Ennoblement and the control of grants of arms in sixteenth-century Lorraine


  • Jean-Christophe Blanchard



From the end of the fourteenth century, following the example of the king of France, the dukes of Bar and Lorraine ennobled their most zealous servants. Later, under the dukes of Lorraine of the house of Anjou, the number of ennoblements increased. Yet it was under the reigns of René II (1473-1508), Antoine (1508-1544), and above all Charles III (1545-1608) that the number of ennoblements significantly rose. From the very start, this new noble elite distinguished itself from the original nobility by means of differently composed coats of arms. Nevertheless, the taxonomic role played by the latter was not enough. From the 1540s onwards, the sovereigns of Lorraine had the arms of ennobled subjects distinctly listed. Émond du Boullay, herald from 1543 to 1550, undertook a first compilation. However, renewed protests of the old lineages as well as abuses affecting ducal taxation, led duke Charles III to legislate.

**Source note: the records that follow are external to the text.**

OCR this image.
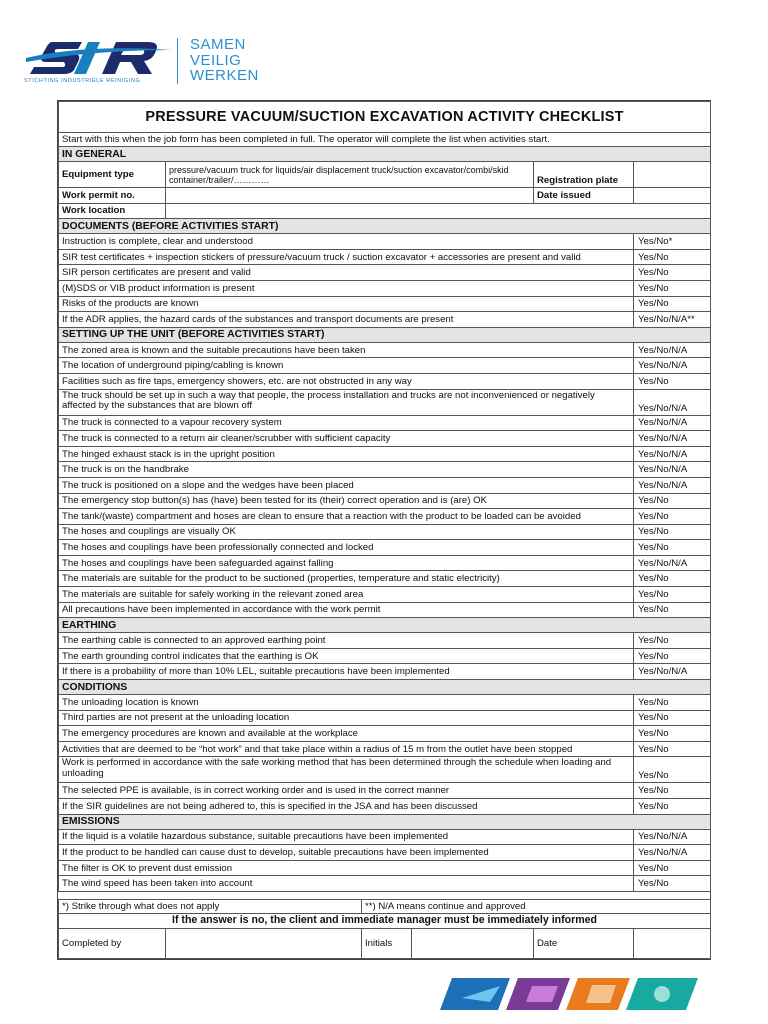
STICHTING INDUSTRIËLE REINIGING
SAMEN
VEILIG
WERKEN
PRESSURE VACUUM/SUCTION EXCAVATION ACTIVITY CHECKLIST				
Start with this when the job form has been completed in full. The operator will complete the list when activities start.				
IN GENERAL				
Equipment type	pressure/vacuum truck for liquids/air displacement truck/suction excavator/combi/skid container/trailer/…………		Registration plate	
Work permit no.			Date issued	
Work location				
DOCUMENTS (BEFORE ACTIVITIES START)				
Instruction is complete, clear and understood				Yes/No*
SIR test certificates + inspection stickers of pressure/vacuum truck / suction excavator + accessories are present and valid				Yes/No
SIR person certificates are present and valid				Yes/No
(M)SDS or VIB product information is present				Yes/No
Risks of the products are known				Yes/No
If the ADR applies, the hazard cards of the substances and transport documents are present				Yes/No/N/A**
SETTING UP THE UNIT (BEFORE ACTIVITIES START)				
The zoned area is known and the suitable precautions have been taken				Yes/No/N/A
The location of underground piping/cabling is known				Yes/No/N/A
Facilities such as fire taps, emergency showers, etc. are not obstructed in any way				Yes/No
The truck should be set up in such a way that people, the process installation and trucks are not inconvenienced or negatively affected by the substances that are blown off				Yes/No/N/A
The truck is connected to a vapour recovery system				Yes/No/N/A
The truck is connected to a return air cleaner/scrubber with sufficient capacity				Yes/No/N/A
The hinged exhaust stack is in the upright position				Yes/No/N/A
The truck is on the handbrake				Yes/No/N/A
The truck is positioned on a slope and the wedges have been placed				Yes/No/N/A
The emergency stop button(s) has (have) been tested for its (their) correct operation and is (are) OK				Yes/No
The tank/(waste) compartment and hoses are clean to ensure that a reaction with the product to be loaded can be avoided				Yes/No
The hoses and couplings are visually OK				Yes/No
The hoses and couplings have been professionally connected and locked				Yes/No
The hoses and couplings have been safeguarded against falling				Yes/No/N/A
The materials are suitable for the product to be suctioned (properties, temperature and static electricity)				Yes/No
The materials are suitable for safely working in the relevant zoned area				Yes/No
All precautions have been implemented in accordance with the work permit				Yes/No
EARTHING				
The earthing cable is connected to an approved earthing point				Yes/No
The earth grounding control indicates that the earthing is OK				Yes/No
If there is a probability of more than 10% LEL, suitable precautions have been implemented				Yes/No/N/A
CONDITIONS				
The unloading location is known				Yes/No
Third parties are not present at the unloading location				Yes/No
The emergency procedures are known and available at the workplace				Yes/No
Activities that are deemed to be “hot work” and that take place within a radius of 15 m from the outlet have been stopped				Yes/No
Work is performed in accordance with the safe working method that has been determined through the schedule when loading and unloading				Yes/No
The selected PPE is available, is in correct working order and is used in the correct manner				Yes/No
If the SIR guidelines are not being adhered to, this is specified in the JSA and has been discussed				Yes/No
EMISSIONS				
If the liquid is a volatile hazardous substance, suitable precautions have been implemented				Yes/No/N/A
If the product to be handled can cause dust to develop, suitable precautions have been implemented				Yes/No/N/A
The filter is OK to prevent dust emission				Yes/No
The wind speed has been taken into account				Yes/No

*) Strike through what does not apply		**) N/A means continue and approved		
If the answer is no, the client and immediate manager must be immediately informed				
Completed by		Initials	Date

The Chambre des Comptes de Lorraine had to register the letters of ennoblement. In the meantime, the herald Didier Richier was commissioned to initiate an inquiry on nobles. In ducal Lorraine, the princely state, concerned with its own interests, scrupulously monitored the promotion of nobility and the attribution of the main emblem that manifested this status: the coat of arms.